Verhältnis zum Amtshaftungsanspruch im besonderen. Bei rechtswidrigem schuldhaftem Verwaltungshandeln wird vom BGH ein mit dem Entschädigungsanspruch aus enteignungsgleichem Eingriff konkurrierender Amtshaftungsanspruch angenommen. Auch im Amtshaftungsrecht steht dem Verletzten nicht etwa ein Wahlrecht derart zu, dass er von einer Anfechtung ihn rechtswidrig belastender Maßnahmen folgenlos absehen und sich auf einen Schadensersatzanspruch wegen Amtspflichtverletzung beschränken darf. Der Schadensersatzanspruch wird durch den Eintritt der Unanfechtbarkeit des Verwaltungsaktes nicht ausgeschlossen. Dessen Bestandskraft kommt gemäß §839 Abs.3 BGB nur dann in Betracht, wenn der Verletzte es vorwerfbar bei einem Verschulden gegen sich selbst versäumt hat, den Verwaltungsakt mit den dafür vorgesehenen Rechtsmitteln anzufechten.

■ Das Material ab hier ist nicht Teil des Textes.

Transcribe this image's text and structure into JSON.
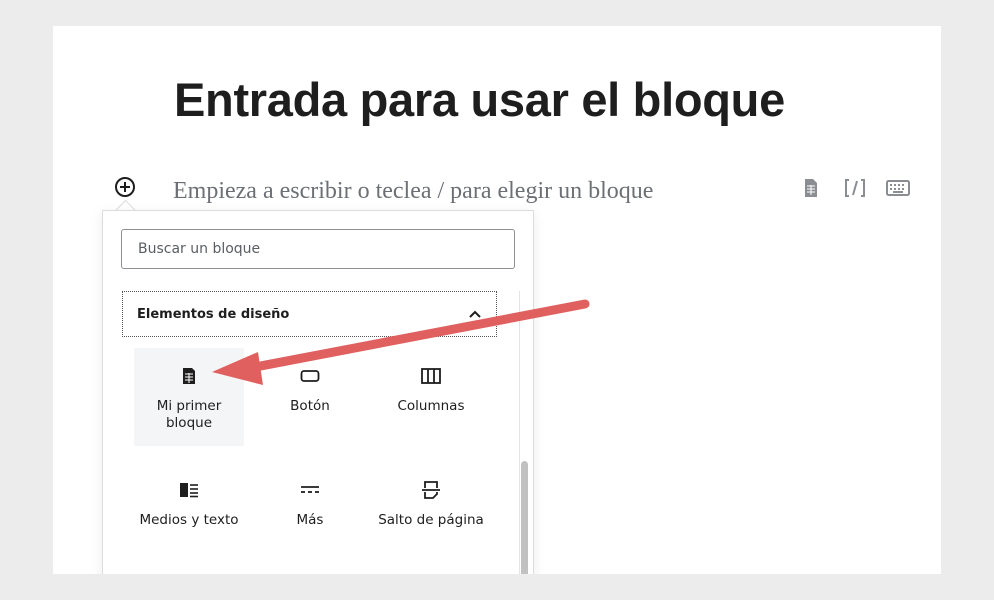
{
  "post": {
    "title": "Entrada para usar el bloque",
    "placeholder": "Empieza a escribir o teclea / para elegir un bloque"
  },
  "toolbar": {
    "icons": [
      "document-icon",
      "shortcode-icon",
      "keyboard-icon"
    ]
  },
  "inserter": {
    "search_placeholder": "Buscar un bloque",
    "panel_title": "Elementos de diseño",
    "panel_expanded": true,
    "blocks": [
      {
        "label": "Mi primer bloque",
        "icon": "document-icon",
        "highlighted": true
      },
      {
        "label": "Botón",
        "icon": "button-icon"
      },
      {
        "label": "Columnas",
        "icon": "columns-icon"
      },
      {
        "label": "Medios y texto",
        "icon": "media-text-icon"
      },
      {
        "label": "Más",
        "icon": "more-icon"
      },
      {
        "label": "Salto de página",
        "icon": "page-break-icon"
      }
    ]
  },
  "colors": {
    "annotation_arrow": "#e06060",
    "text_primary": "#1e1e1e",
    "background": "#ececec"
  }
}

Die Verzögerung einer Entscheidung über ein Baugesuch kann den Tatbestand einer Amtspflichtverletzung erfüllen; aus der Regelung der Untätigkeitsklage lässt sich kein Hinweis darauf herleiten, dass eine Pflichtverletzung erst bei einer Verzögerung von mindestens drei Monaten angenommen werden kann. Die letztere Frist stellt lediglich eine besondere Prozessvoraussetzung dar.Zum Umfang des geltend zu machenden Schadens.

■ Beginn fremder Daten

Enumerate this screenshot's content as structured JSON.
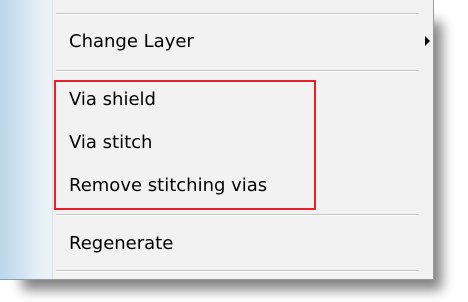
{
  "menu": {
    "items": [
      {
        "label": "Change Layer",
        "has_submenu": true,
        "submenu_icon": "chevron-right-icon"
      },
      {
        "label": "Via shield"
      },
      {
        "label": "Via stitch"
      },
      {
        "label": "Remove stitching vias"
      },
      {
        "label": "Regenerate"
      }
    ]
  },
  "annotation": {
    "highlight_color": "#e8202a"
  },
  "colors": {
    "menu_background": "#f2f2f2",
    "gutter_blue": "#bcd6ea",
    "separator": "#c5c5c5"
  }
}
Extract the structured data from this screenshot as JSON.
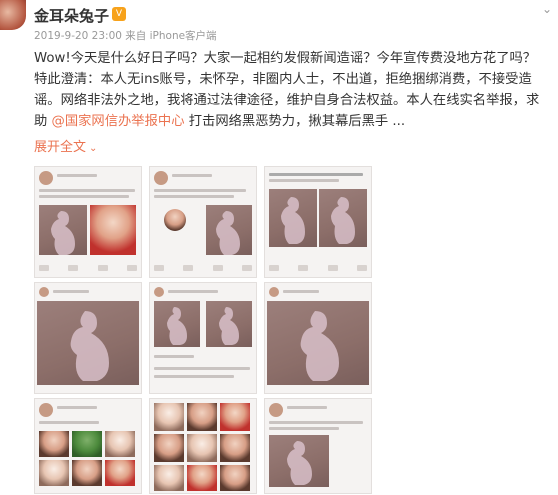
{
  "post": {
    "author": "金耳朵兔子",
    "meta": "2019-9-20 23:00 来自 iPhone客户端",
    "text_main": "Wow!今天是什么好日子吗？大家一起相约发假新闻造谣？今年宣传费没地方花了吗？特此澄清：本人无ins账号，未怀孕，非圈内人士，不出道，拒绝捆绑消费，不接受造谣。网络非法外之地，我将通过法律途径，维护自身合法权益。本人在线实名举报，求助 ",
    "mention": "@国家网信办举报中心",
    "text_end": " 打击网络黑恶势力，揪其幕后黑手 ...",
    "expand_label": "展开全文"
  },
  "colors": {
    "accent": "#eb7350",
    "vip": "#f7a21b"
  }
}
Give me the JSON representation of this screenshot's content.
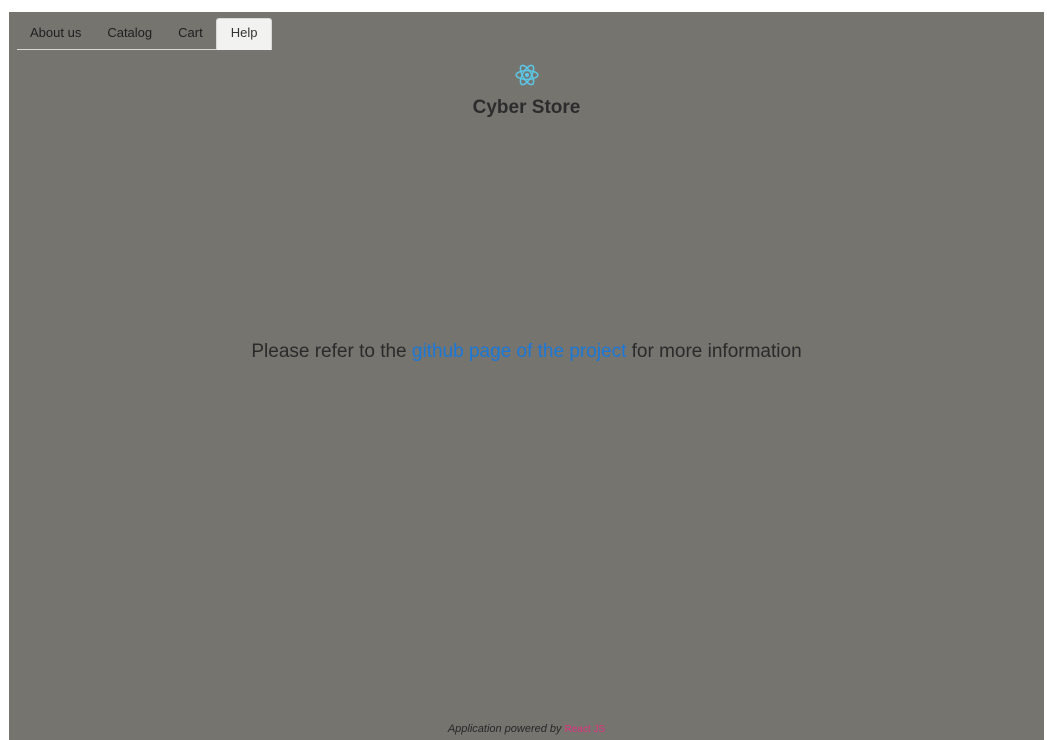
{
  "nav": {
    "items": [
      {
        "label": "About us",
        "active": false
      },
      {
        "label": "Catalog",
        "active": false
      },
      {
        "label": "Cart",
        "active": false
      },
      {
        "label": "Help",
        "active": true
      }
    ]
  },
  "header": {
    "logo_icon": "react-atom-icon",
    "title": "Cyber Store"
  },
  "main": {
    "prefix": "Please refer to the ",
    "link_text": "github page of the project",
    "suffix": " for more information"
  },
  "footer": {
    "prefix": "Application powered by ",
    "link_text": "React JS"
  },
  "colors": {
    "background": "#75746f",
    "link": "#1a78d8",
    "logo": "#5bc7e6",
    "react_link": "#e0307d"
  }
}
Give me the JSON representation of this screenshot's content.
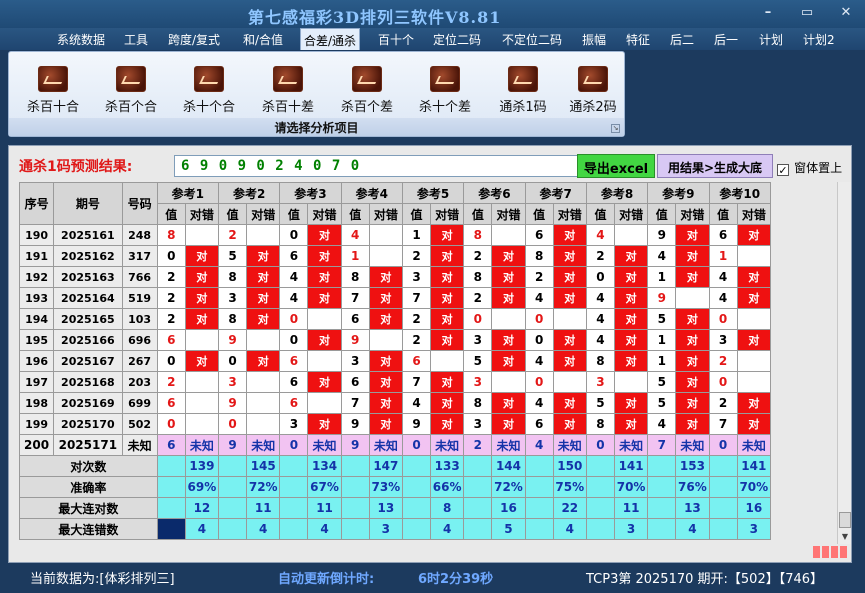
{
  "app": {
    "title": "第七感福彩3D排列三软件V8.81"
  },
  "menu": [
    "系统数据",
    "工具",
    "跨度/复式",
    "和/合值",
    "合差/通杀",
    "百十个",
    "定位二码",
    "不定位二码",
    "振幅",
    "特征",
    "后二",
    "后一",
    "计划",
    "计划2"
  ],
  "menu_active_index": 4,
  "ribbon": {
    "buttons": [
      "杀百十合",
      "杀百个合",
      "杀十个合",
      "杀百十差",
      "杀百个差",
      "杀十个差",
      "通杀1码",
      "通杀2码"
    ],
    "caption": "请选择分析项目"
  },
  "prediction": {
    "label": "通杀1码预测结果:",
    "value": "6 9 0 9 0 2 4 0 7 0"
  },
  "actions": {
    "export": "导出excel",
    "generate": "用结果>生成大底",
    "ontop": "窗体置上",
    "ontop_checked": true
  },
  "table": {
    "headers": {
      "idx": "序号",
      "period": "期号",
      "num": "号码",
      "value": "值",
      "hit": "对错"
    },
    "refs": [
      "参考1",
      "参考2",
      "参考3",
      "参考4",
      "参考5",
      "参考6",
      "参考7",
      "参考8",
      "参考9",
      "参考10"
    ],
    "hit_mark": "对",
    "rows": [
      {
        "idx": "190",
        "period": "2025161",
        "num": "248",
        "cells": [
          [
            "8",
            0
          ],
          [
            "2",
            0
          ],
          [
            "0",
            1
          ],
          [
            "4",
            0
          ],
          [
            "1",
            1
          ],
          [
            "8",
            0
          ],
          [
            "6",
            1
          ],
          [
            "4",
            0
          ],
          [
            "9",
            1
          ],
          [
            "6",
            1
          ]
        ]
      },
      {
        "idx": "191",
        "period": "2025162",
        "num": "317",
        "cells": [
          [
            "0",
            1
          ],
          [
            "5",
            1
          ],
          [
            "6",
            1
          ],
          [
            "1",
            0
          ],
          [
            "2",
            1
          ],
          [
            "2",
            1
          ],
          [
            "8",
            1
          ],
          [
            "2",
            1
          ],
          [
            "4",
            1
          ],
          [
            "1",
            0
          ]
        ]
      },
      {
        "idx": "192",
        "period": "2025163",
        "num": "766",
        "cells": [
          [
            "2",
            1
          ],
          [
            "8",
            1
          ],
          [
            "4",
            1
          ],
          [
            "8",
            1
          ],
          [
            "3",
            1
          ],
          [
            "8",
            1
          ],
          [
            "2",
            1
          ],
          [
            "0",
            1
          ],
          [
            "1",
            1
          ],
          [
            "4",
            1
          ]
        ]
      },
      {
        "idx": "193",
        "period": "2025164",
        "num": "519",
        "cells": [
          [
            "2",
            1
          ],
          [
            "3",
            1
          ],
          [
            "4",
            1
          ],
          [
            "7",
            1
          ],
          [
            "7",
            1
          ],
          [
            "2",
            1
          ],
          [
            "4",
            1
          ],
          [
            "4",
            1
          ],
          [
            "9",
            0
          ],
          [
            "4",
            1
          ]
        ]
      },
      {
        "idx": "194",
        "period": "2025165",
        "num": "103",
        "cells": [
          [
            "2",
            1
          ],
          [
            "8",
            1
          ],
          [
            "0",
            0
          ],
          [
            "6",
            1
          ],
          [
            "2",
            1
          ],
          [
            "0",
            0
          ],
          [
            "0",
            0
          ],
          [
            "4",
            1
          ],
          [
            "5",
            1
          ],
          [
            "0",
            0
          ]
        ]
      },
      {
        "idx": "195",
        "period": "2025166",
        "num": "696",
        "cells": [
          [
            "6",
            0
          ],
          [
            "9",
            0
          ],
          [
            "0",
            1
          ],
          [
            "9",
            0
          ],
          [
            "2",
            1
          ],
          [
            "3",
            1
          ],
          [
            "0",
            1
          ],
          [
            "4",
            1
          ],
          [
            "1",
            1
          ],
          [
            "3",
            1
          ]
        ]
      },
      {
        "idx": "196",
        "period": "2025167",
        "num": "267",
        "cells": [
          [
            "0",
            1
          ],
          [
            "0",
            1
          ],
          [
            "6",
            0
          ],
          [
            "3",
            1
          ],
          [
            "6",
            0
          ],
          [
            "5",
            1
          ],
          [
            "4",
            1
          ],
          [
            "8",
            1
          ],
          [
            "1",
            1
          ],
          [
            "2",
            0
          ]
        ]
      },
      {
        "idx": "197",
        "period": "2025168",
        "num": "203",
        "cells": [
          [
            "2",
            0
          ],
          [
            "3",
            0
          ],
          [
            "6",
            1
          ],
          [
            "6",
            1
          ],
          [
            "7",
            1
          ],
          [
            "3",
            0
          ],
          [
            "0",
            0
          ],
          [
            "3",
            0
          ],
          [
            "5",
            1
          ],
          [
            "0",
            0
          ]
        ]
      },
      {
        "idx": "198",
        "period": "2025169",
        "num": "699",
        "cells": [
          [
            "6",
            0
          ],
          [
            "9",
            0
          ],
          [
            "6",
            0
          ],
          [
            "7",
            1
          ],
          [
            "4",
            1
          ],
          [
            "8",
            1
          ],
          [
            "4",
            1
          ],
          [
            "5",
            1
          ],
          [
            "5",
            1
          ],
          [
            "2",
            1
          ]
        ]
      },
      {
        "idx": "199",
        "period": "2025170",
        "num": "502",
        "cells": [
          [
            "0",
            0
          ],
          [
            "0",
            0
          ],
          [
            "3",
            1
          ],
          [
            "9",
            1
          ],
          [
            "9",
            1
          ],
          [
            "3",
            1
          ],
          [
            "6",
            1
          ],
          [
            "8",
            1
          ],
          [
            "4",
            1
          ],
          [
            "7",
            1
          ]
        ]
      }
    ],
    "unknown_row": {
      "idx": "200",
      "period": "2025171",
      "num": "未知",
      "values": [
        "6",
        "9",
        "0",
        "9",
        "0",
        "2",
        "4",
        "0",
        "7",
        "0"
      ],
      "label": "未知"
    },
    "stats": [
      {
        "label": "对次数",
        "values": [
          "139",
          "145",
          "134",
          "147",
          "133",
          "144",
          "150",
          "141",
          "153",
          "141"
        ]
      },
      {
        "label": "准确率",
        "values": [
          "69%",
          "72%",
          "67%",
          "73%",
          "66%",
          "72%",
          "75%",
          "70%",
          "76%",
          "70%"
        ]
      },
      {
        "label": "最大连对数",
        "values": [
          "12",
          "11",
          "11",
          "13",
          "8",
          "16",
          "22",
          "11",
          "13",
          "16"
        ]
      },
      {
        "label": "最大连错数",
        "values": [
          "4",
          "4",
          "4",
          "3",
          "4",
          "5",
          "4",
          "3",
          "4",
          "3"
        ]
      }
    ]
  },
  "colors": {
    "red_hit": "#ef1111",
    "stat_bg": "#79f1f1",
    "unknown_bg": "#f2c3f2",
    "value_text": "#1433a8"
  },
  "status": {
    "data_source": "当前数据为:[体彩排列三]",
    "countdown_label": "自动更新倒计时:",
    "countdown": "6时2分39秒",
    "latest": "TCP3第 2025170 期开:【502】【746】"
  }
}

Überleitungsvorschrift - Ist ein Entschädigungsanspruch nach den Vorschriften des § 18 und des Zweiten Abschnittes des Dritten Teils des BBauG in der vor dem 1. 1. 1977 geltenden Fassung bereits vor Inkrafttreten des BBauG 1976 entstanden, so finden die Vorschriften des § 18 und dieses Abschnittes des BBauG in der bisher geltenden Fassung Anwendung; der Anspruch ist spätestens drei Jahre nach Inkrafttreten des BBauG 1976 erloschen, soweit er nicht nach den bisher über die Verjährung oder das Erlöschen geltenden Vorschriften vorher verjährt oder erlischt. Es stellt sich hierbei die Frage - heute wohl kaum noch von praktischer Bedeutung - ob der Wortlaut in der bisherigen Fassung, soweit die neuen materiell-rechtlichen Vorschriften in § 18 BBauG 1976 lediglich nur positiv rechtliche Ausprägungen der sich im Grundsatz bereits aus Art. 14 GG ergebenden Entschädigungspflicht darstellen, dahin verstanden werden kann, dass sie auch auf vor dem 1.1.1977 entstandene Ansprüche Anwendung finden können.

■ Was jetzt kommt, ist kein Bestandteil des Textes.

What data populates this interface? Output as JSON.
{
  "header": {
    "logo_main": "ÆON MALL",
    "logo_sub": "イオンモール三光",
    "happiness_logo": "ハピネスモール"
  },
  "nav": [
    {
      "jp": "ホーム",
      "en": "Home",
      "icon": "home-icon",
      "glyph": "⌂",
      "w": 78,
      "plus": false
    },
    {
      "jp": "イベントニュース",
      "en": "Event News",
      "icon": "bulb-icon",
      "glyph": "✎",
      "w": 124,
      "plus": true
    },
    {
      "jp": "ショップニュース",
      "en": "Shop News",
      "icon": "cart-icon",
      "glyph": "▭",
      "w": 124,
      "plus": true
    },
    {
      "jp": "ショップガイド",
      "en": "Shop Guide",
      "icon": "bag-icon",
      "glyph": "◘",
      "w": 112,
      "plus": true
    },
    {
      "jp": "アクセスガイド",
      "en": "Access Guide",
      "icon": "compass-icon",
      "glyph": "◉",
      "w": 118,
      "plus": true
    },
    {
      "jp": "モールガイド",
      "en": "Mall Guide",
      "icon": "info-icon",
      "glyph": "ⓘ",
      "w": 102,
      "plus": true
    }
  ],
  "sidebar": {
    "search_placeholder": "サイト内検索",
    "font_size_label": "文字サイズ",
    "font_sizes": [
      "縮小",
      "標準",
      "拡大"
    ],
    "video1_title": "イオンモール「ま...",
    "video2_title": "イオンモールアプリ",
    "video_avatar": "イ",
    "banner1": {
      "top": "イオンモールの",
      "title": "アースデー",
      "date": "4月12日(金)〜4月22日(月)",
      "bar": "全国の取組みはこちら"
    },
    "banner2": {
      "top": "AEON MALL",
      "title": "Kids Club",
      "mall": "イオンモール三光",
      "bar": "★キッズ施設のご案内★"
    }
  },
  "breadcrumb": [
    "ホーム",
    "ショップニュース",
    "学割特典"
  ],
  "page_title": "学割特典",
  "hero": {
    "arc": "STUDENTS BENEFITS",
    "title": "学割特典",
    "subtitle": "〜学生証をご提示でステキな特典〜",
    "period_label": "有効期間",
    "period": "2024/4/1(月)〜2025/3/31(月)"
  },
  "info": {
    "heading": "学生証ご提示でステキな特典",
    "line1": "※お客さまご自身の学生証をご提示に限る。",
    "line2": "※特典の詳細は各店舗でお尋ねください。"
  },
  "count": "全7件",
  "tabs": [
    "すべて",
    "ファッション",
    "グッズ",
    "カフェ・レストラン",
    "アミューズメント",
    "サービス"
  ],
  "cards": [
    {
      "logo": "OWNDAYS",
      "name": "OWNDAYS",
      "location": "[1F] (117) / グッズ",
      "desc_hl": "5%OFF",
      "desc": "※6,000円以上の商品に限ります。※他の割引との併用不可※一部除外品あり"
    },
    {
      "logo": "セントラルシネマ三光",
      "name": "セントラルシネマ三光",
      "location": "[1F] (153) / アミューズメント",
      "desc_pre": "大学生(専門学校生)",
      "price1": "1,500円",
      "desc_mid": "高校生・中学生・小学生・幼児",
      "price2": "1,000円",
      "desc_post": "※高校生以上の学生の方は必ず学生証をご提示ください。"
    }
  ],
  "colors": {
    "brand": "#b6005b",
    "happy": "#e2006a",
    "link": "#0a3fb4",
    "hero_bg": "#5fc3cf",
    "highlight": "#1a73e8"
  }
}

Überleitungsrecht nach §246a BauGB
- Ausgangsgrundlage und Rechtslage nach dem Beitritt der neuen Bundesländer im allgemeinen.
- §246 a Abs.1 Satz 1 Nr. 5 Satz 3 im besonderen
Nach §246 a Abs. 1 Satz 1 Nr. 5 Satz 3 ist in §18 Abs. 1 Satz 1 - als Folge der geänderten erstmaligen Geltungsdauer der Veränderungssperre um ein Jahr von zwei auf drei Jahre, die den Anfangsschwierigkeiten in der Erarbeitung von Bebauungsplänen in den neuen Bundesländern Rechnung tragen soll - die Frist von § 18 Abs.! Satz 1 von vier Jahren auf fünf Jahre verlängert worden. Die Entschädigungspflicht beginnt also erst nach Ablauf von fünf Jahren seit Beginn der Veränderungssperre oder der ersten Zurückstellung eines Baugesuches. Diese Regelung gilt bis zum 31. 12. 1997 und fällt alsdann ersatzlos weg. § 18 BauGB ist demnach insoweit in den neuen Bundesländern vorläufig nicht übernommen worden. Das an seine Stelle getretene Überleitungsrecht entspricht inhaltlich § 56 der mit dem Beitritt der neuen Bundesländer zum 3.10. 1990 bisher in der DDR gegoltenen Bauplanungs- und Zulassungsverordnung - BauZVO -. Danach war u. a. eine angemessene Entschädigung in Geld zu leisten, wenn in Einzelfällen durch Entscheidungen aufgrund... einer Veränderungssperre... eine ausgeübte Nutzung beeinträchtigt wird und dadurch nicht nur unwesentliche Vermögensnachteile entstehen, im Fall der Veränderungssperre nur für Vermögensnachteile, die nach Ablauf von fünf Jahren über den Zeitpunkt des Beginns der Satzung oder der ersten Zurückstellung eines Baugesuches nach § 13 eingetreten sind. Zur Entschädigung war die Gemeinde verpflichtet. Der Entschädigungsberechtigte konnte Entschädigung verlangen, wenn die bezeichneten Vermögensnachteile eingetreten sind.